This month's issue of Orange County Lawyer includes another entertaining column by Court of Appeal Justice William D. Bedsworth. He points out that Government Code Section 68110 requires every judge in open court during the presentation of causes before him or her "to wear a judicial robe, which the judge shall furnish at his or her own expense."
Reading about California's judicial robe mandate could not help but remind me of the vestiarian crisis under Queen Elizabeth I. The crisis arose when the Church of England sought to require the clergy to wear vestments. The legal basis for the requirement was the Act of Uniformity (1 Eliz. 1 c 2) that retained the "ornaments" of the church as in effect during the second year of the reign of King Edward VI. The controversy erupted a few years later in 1566 when Archbishop of Canterbury Matthew Parker issued "advertisements" mandating strict conformity to the "ornaments" requirement of the Act, including the wearing of vestments (surplices).
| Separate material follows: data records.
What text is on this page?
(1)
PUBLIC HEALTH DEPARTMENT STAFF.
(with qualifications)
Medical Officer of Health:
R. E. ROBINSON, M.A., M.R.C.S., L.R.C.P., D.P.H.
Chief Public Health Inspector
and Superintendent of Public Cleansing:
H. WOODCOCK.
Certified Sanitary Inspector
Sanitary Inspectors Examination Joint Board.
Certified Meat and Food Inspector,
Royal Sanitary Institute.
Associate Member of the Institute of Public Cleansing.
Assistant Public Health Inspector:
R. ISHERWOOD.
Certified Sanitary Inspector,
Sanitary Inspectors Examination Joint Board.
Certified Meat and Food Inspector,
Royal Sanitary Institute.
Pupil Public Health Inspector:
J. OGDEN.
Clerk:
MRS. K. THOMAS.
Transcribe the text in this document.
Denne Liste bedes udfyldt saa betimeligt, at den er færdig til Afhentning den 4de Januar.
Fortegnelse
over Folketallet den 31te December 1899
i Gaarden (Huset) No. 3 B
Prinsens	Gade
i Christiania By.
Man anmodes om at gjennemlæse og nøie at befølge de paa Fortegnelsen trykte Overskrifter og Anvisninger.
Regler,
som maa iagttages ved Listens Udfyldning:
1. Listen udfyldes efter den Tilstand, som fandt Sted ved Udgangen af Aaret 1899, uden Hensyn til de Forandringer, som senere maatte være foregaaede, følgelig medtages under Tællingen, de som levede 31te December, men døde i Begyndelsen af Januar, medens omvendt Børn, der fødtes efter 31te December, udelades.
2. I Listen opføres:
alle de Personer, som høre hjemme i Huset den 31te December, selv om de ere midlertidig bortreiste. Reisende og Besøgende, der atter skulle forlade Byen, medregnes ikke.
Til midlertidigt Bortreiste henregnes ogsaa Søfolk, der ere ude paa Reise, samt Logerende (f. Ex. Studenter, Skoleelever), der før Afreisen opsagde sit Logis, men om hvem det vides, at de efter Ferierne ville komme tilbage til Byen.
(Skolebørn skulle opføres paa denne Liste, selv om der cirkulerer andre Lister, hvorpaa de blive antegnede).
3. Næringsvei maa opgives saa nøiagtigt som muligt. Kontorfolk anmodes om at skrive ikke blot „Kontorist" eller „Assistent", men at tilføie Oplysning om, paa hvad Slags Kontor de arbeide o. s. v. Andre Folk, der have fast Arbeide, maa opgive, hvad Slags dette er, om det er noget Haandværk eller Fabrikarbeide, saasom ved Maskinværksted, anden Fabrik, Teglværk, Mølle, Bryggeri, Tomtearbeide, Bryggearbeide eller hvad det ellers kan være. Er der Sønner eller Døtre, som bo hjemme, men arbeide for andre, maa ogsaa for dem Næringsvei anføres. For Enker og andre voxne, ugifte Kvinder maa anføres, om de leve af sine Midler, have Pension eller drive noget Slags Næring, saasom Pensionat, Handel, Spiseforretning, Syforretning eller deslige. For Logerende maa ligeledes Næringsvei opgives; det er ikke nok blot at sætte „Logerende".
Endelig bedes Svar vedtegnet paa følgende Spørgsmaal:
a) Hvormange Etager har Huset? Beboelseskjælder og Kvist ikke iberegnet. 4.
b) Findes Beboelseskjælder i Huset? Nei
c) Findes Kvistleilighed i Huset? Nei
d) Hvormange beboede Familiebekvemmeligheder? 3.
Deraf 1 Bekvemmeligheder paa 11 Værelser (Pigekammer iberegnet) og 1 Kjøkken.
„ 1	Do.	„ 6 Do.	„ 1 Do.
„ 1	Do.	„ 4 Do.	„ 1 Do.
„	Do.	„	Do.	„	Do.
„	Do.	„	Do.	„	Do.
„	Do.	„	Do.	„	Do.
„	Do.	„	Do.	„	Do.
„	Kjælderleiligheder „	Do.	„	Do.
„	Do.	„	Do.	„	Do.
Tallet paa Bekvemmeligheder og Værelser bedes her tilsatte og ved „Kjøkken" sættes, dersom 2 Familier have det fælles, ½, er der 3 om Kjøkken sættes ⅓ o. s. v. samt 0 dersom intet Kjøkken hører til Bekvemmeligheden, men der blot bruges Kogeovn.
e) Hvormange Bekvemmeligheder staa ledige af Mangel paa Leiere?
The theological debate over the clerical vestment mandate centered on whether vestments were edifying or merely adiaphora. The latter term refers to something that is permissible but not essential. The word is derived from the Greek word ἀδιάφορα which translates as not different or indistinguishable. Dissenters argued that requiring observance of trivial requirements infringed on their consciences. Eventually, some of these dissenters became known as "puritans". It was English puritans who would eventually migrate to New England and become famous for establishing the first Thanksgiving.